How Green Is My Energy?

I like Oregon. Great place. It’s green. It’s wet. My friend from Washington says, “so are the people.”

Wait: Some of my best friends are Oregonians! They aren’t green. They’re only wet when they forget their umbrellas.

It’s Oregon’s politicians who seem a little too green, as in innocent of worldy complexity; and a little too wet, as in “wet behind the ears.” Oregon’s governor is pushing for his state to meet 25 percent of its energy needs using alternative energy by 2025.

On the face of this, it doesn’t sound bad. As I was told by my high school counselor, “you gotta have goals.” But there are goals and there is fantasy. Should the governor promote that 25 percent of all state reading be science fiction?

Actually, Oregon has quite a lot of alternative energy now. And I’m not talking about those anarchists who live in trees near Eugene. Alternative, yes; energetic, maybe. But they don’t produce much.

Riazul Islam, a researcher at the Cascade Policy Institute, notes that Oregon places sixth in the nation for alternative energy.
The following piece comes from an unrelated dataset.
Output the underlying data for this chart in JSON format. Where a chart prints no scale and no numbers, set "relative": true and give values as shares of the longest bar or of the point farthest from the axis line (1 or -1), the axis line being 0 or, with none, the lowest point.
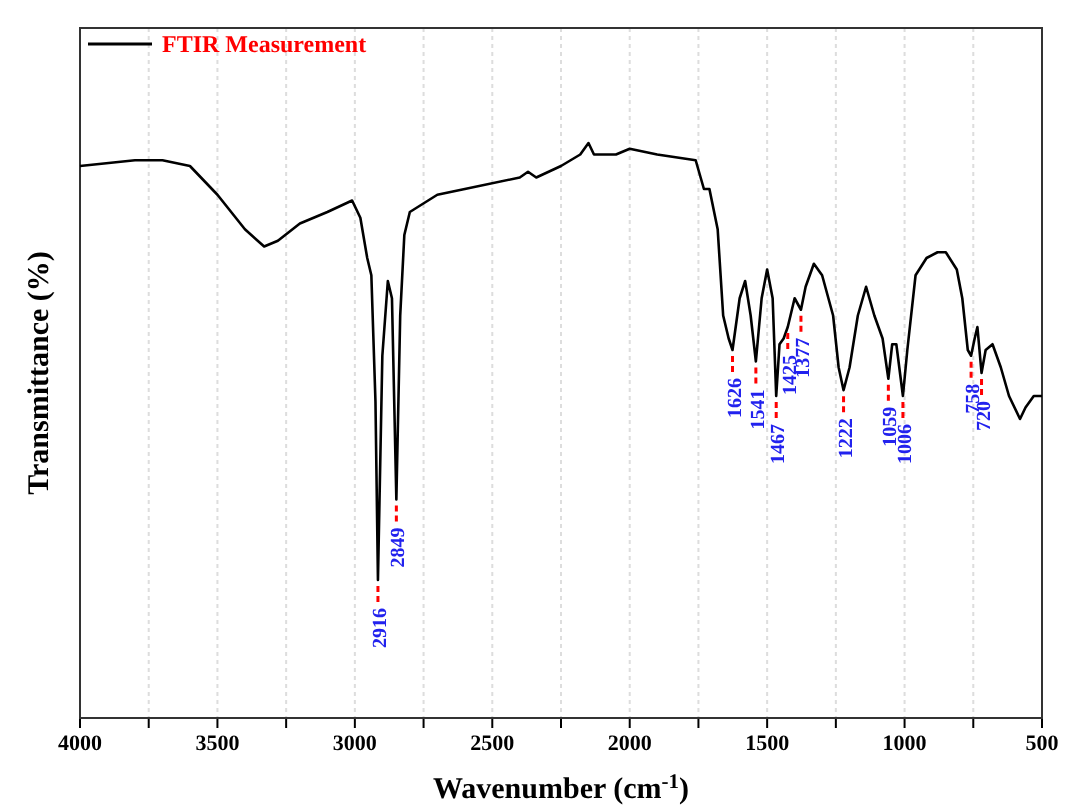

They’ve got windmills. They’ve got methane digesters. But these certainly aren’t competitive.

The average unit of wind energy costs 12 cents per kilowat hour, says Islam. Solar energy? More than twice that. The average energy cost produced by non-alternative means is 6.5 cents per killowatt hour.

The upshot of reaching the governor’s goal? Increased costs, poorer Oregonians.

This is Common Sense. I’m Paul Jacob.